This README tries to document whatever steps are necessary to get the autospotting application up and running.
Autospotting is a tool meant to automate the handling of EC2 spot instances on Amazon AWS EC2.
The goal is to allow the user to achieve significant savings, often in the range of 80% off the AWS EC2 bill, in a way that maximizes the availability in the event of spot market fluctuations of certain instance types in certain availability zones, that trigger termination of spot instances.
Once enabled on an AutoScaling group, it is gradually replacing all the on-demand instances belonging to the group with compatible but cheaper spot instances. The replacements are done using the relatively new Detach/Attach actions supported by the AutoScaling API. A new compatible spot instance is launched, and after a while, at least as much as the group's grace period, it will be attached to the group, while at the same time an on-demand instance is detached from the group and terminated.
When assessing the compatibility, it takes into account the hardware specs, such as CPU cores, RAM size, instance store volumes and size, as well as the supported virtualization types (HVM or PV). The new spot instance type is usually a few times cheaper than the original instance type, while also often providing more computing capacity. The new instance is also configured to execute the same user data script as the original instance, so from a functionality perspective it should be indistinguishable from other instances in the group.
When replacing multiple instances in a group, the algorithm tries to use a wide variety of instance types, in order to reduce the probability of simultaneous failures that may impact the availability of the group.

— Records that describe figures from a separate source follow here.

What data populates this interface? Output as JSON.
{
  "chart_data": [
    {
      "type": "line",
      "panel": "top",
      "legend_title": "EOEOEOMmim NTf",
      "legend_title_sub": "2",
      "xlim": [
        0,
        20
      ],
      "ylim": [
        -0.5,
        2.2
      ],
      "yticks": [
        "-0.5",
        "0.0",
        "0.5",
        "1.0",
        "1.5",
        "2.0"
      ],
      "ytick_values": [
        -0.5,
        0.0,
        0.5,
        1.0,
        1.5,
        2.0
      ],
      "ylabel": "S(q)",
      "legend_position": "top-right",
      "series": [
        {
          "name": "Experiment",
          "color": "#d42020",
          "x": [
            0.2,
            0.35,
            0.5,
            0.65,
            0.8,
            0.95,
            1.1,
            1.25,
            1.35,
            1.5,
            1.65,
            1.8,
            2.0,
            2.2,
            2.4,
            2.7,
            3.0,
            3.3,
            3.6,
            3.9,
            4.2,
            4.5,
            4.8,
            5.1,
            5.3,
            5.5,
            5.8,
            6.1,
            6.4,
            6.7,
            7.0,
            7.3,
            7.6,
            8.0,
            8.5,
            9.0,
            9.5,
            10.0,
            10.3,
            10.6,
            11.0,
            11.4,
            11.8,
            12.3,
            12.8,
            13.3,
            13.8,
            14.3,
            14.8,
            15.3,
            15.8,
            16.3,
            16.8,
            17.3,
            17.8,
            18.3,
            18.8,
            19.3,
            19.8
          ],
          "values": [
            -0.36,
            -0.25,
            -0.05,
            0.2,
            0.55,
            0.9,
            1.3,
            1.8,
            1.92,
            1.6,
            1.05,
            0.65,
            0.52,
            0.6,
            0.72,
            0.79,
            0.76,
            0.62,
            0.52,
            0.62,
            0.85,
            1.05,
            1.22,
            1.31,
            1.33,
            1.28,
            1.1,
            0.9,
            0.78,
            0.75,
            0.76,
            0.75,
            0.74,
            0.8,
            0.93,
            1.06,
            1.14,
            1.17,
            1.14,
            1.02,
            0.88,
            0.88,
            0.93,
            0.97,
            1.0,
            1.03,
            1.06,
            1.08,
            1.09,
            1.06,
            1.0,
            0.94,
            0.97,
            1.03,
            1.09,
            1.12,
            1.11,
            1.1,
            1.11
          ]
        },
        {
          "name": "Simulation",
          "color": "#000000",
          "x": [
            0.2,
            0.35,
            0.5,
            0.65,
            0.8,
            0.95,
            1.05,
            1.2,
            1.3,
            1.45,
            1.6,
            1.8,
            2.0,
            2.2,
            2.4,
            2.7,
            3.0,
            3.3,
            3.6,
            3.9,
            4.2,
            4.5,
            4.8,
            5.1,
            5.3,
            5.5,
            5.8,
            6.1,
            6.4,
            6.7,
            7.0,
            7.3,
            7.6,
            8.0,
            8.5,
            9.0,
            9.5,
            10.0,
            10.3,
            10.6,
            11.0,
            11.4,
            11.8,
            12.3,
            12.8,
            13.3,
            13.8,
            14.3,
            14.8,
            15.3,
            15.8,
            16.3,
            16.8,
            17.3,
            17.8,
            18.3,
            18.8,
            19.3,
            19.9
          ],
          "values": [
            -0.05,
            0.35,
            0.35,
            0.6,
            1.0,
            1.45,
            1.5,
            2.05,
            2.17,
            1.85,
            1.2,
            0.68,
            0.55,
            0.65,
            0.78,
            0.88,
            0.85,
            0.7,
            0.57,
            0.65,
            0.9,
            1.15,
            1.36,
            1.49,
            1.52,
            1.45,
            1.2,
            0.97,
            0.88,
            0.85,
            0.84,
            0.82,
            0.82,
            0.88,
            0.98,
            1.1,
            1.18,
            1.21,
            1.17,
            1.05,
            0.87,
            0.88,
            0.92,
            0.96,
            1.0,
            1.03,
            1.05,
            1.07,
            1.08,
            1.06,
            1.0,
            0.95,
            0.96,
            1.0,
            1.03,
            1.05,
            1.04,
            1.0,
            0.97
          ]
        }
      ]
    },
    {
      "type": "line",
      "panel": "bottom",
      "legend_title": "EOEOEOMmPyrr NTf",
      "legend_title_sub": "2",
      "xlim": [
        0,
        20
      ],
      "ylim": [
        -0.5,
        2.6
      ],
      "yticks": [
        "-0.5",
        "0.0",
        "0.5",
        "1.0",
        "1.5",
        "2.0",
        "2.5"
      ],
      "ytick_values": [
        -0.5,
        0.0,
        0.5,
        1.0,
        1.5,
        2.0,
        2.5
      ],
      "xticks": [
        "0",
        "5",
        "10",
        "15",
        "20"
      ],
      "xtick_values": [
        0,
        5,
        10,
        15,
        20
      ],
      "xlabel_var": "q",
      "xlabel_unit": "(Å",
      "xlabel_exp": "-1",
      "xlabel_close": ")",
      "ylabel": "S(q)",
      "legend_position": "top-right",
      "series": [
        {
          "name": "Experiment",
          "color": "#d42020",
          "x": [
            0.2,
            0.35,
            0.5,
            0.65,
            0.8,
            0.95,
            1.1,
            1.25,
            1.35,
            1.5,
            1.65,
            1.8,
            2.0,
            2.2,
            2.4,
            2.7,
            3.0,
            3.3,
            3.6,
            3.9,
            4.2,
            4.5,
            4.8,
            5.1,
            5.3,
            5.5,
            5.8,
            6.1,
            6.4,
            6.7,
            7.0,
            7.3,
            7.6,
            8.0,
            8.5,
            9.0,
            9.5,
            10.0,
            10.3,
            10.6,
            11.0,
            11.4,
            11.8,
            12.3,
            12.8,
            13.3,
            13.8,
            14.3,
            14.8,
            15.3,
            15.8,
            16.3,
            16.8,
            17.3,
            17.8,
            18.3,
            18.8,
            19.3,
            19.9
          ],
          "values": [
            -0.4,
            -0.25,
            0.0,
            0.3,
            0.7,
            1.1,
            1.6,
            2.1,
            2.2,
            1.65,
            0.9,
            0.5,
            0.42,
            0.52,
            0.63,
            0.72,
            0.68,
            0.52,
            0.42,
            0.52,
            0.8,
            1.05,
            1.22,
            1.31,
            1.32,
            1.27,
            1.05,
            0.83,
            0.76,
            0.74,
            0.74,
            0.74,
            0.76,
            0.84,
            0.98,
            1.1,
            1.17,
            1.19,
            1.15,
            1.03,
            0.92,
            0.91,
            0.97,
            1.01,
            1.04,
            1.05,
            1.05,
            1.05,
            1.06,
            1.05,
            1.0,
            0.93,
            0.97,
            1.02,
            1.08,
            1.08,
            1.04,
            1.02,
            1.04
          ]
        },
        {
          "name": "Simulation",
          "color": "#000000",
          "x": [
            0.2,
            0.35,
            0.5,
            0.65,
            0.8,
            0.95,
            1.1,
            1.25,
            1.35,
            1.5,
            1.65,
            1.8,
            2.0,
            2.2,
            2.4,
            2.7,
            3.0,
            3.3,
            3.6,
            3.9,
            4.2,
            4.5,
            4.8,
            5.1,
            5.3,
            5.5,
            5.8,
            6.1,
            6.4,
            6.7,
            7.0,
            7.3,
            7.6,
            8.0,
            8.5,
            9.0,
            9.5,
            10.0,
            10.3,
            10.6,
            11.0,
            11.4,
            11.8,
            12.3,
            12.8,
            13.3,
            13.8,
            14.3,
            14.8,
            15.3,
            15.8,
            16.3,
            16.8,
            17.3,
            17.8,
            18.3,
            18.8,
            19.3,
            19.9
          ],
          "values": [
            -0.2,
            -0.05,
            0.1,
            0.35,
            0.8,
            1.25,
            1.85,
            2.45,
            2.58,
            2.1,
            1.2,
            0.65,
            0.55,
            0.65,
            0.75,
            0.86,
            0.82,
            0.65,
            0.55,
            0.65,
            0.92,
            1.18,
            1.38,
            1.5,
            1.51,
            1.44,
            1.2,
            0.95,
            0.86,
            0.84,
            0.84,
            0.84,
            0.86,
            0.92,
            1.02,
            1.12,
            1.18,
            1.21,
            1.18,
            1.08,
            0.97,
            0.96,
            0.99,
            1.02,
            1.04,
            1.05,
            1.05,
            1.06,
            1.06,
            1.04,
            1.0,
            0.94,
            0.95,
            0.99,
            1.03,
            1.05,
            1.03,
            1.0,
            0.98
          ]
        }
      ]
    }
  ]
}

When deployed, the software consists on a number of resources running across multiple Amazon AWS accounts, mostly created automatically with CloudFormation:
- deployed in the CloudProwess AWS account, only because it is easier to configure against a fixed topic ID
- It was configured generate a CloudWatch event every 5 minutes, which is then sent to the SNS topic
- It has enough IAM permissions to allow anyone to attach to the topic.
-
AWS Lambda function deployed in the user's AWS account, entirely configured by CloudFormation.
-
Currently written in node.js because Python was not available, may be rewritten/replaced at some point once AWS implements native support for golang.
-
out of the box it has assigned IAM role and policy with enough permissions to call various AWS services within the customer's account, without the need of passing any explicit AWS credentials or access keys.
-
It is connected to the event generator topic. Messages sent to the topic trigger its execution, and the topic generates these every 5 minutes.
-
Here is how it reacts on the event that it was given: It downloads and executes the agent code(a golang binary), stored in S3 and served through a CloudFront distribution, in order to be able to replace the agent binary without customer's intervention for continuous delivery purposes.
-
The agent is given all the data generated in the event that triggered the current execution of the function. At the moment the data is written to a pair of JSON files created in /tmp, passed as command line arguments, read and parsed by the agent binary at runtime.
-
The agent implements code able to handle the events.
-
golang binary that gets called from the autospotting-lambda function
-
small size, it is stripped and compressed with goupx, then uploaded to S3
-
Can react on the SNS events that may trigger its execution
-
The spot instances are created by duplicating the launch configuration of the currently running on-demand instances, only by adding a spot bid price attribute.
-
The bid price is set to the on-demand price of the instances configured initially on the AutoScaling group.
-
The new launch configuration may also have a different instance type, determined based on compatibility with the original instance type, considering also how much redundancy we need to have in placein the current availability zone, in order to survive instance termination when outbid for a certain instance type.
- lightweight golang binary that may later get injected in the user_data script of the newly launched spot instances.
- periodically polls the metadata service for instance termination notifications
- in the event of a termination notification set in the metadata of the current instance, it may trigger an execution of the lambda function by sending a message to the SNS topic
- after a while since the spot instance was started, it sends another type of message to the SNS topic, so that we can now terminate an on-demand instance that was replaced by a spot one so it is no longer needed.
- You will need an AWS account where to run this function. AWS provides free tier where you can run Lambda for free as long as the code doesn't run continuously (1M GB*s/month). EC2 is free for the first year when using micro instances. Micro spot instances cost around $3/month, charged on a hourly basis.
The CloudFormation stacks can be easier launched, we recommend to use the clouds tool, which can be installed as a ruby gem: gem install clouds
We have very limited test coverage, abut we're working on improving it.
- You need to have an AWS profile configured, or also have the secret keys in the environment.
- Most directories contain Makefiles which have multiple targets for compiling the various components.
- There are also targets for packaging and uploading Lambda code to S3, etc.
- CloudFormation stacks can be launched with the clouds tool.
- Please consider writing tests, we have very little coverage and we need to have it improved.
- Code review: please create pull requests.